第7章(第2页)
男人没有再说话,只是继续凝视着那座神像。
贞德站在一旁,能感觉到自己的心跳还在加速。
她不明白自己这是怎么了,只能将其归咎于那男人的黑暗气息对她的影响。
参观结束后,贞德送他们离开。站在教堂门口,她看着三人的背影消失在通往山下的石阶尽头,终于松了一口气。
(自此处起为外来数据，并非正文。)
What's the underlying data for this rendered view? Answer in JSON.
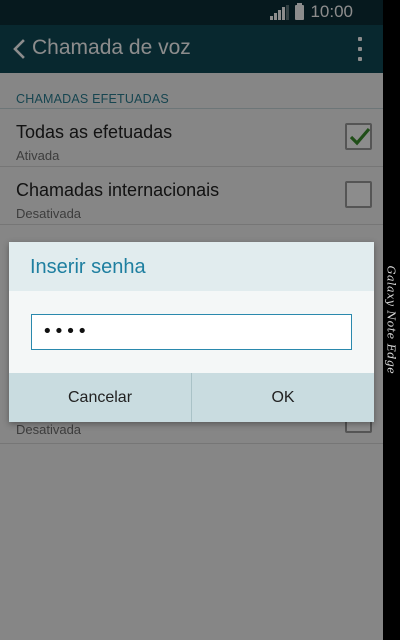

然而,就在她转身的瞬间,一阵突如其来的晕眩袭击了她。
她的脚步踉跄了一下,扶住门框才勉强站稳。
眼前的世界开始旋转,彩色玻璃窗投下的光影变得模糊而扭曲。
贞德用力摇了摇头,试图保持清醒,但那股晕眩感却越来越强烈。
“怎么回事……”她喃喃道,忽然想起了什么——克利奥佩特拉刚才递给她喝的圣水!
那是教会特制的圣水,每一瓶都经过她的祝福,应该是纯净无害的。
但此刻,贞德却感觉到体内有一股奇怪的热流正在扩散,那股热流和她刚才面对那个男人时感受到的一模一样,只是现在要强烈得多,强烈到让她的身体开始不受控制地发热。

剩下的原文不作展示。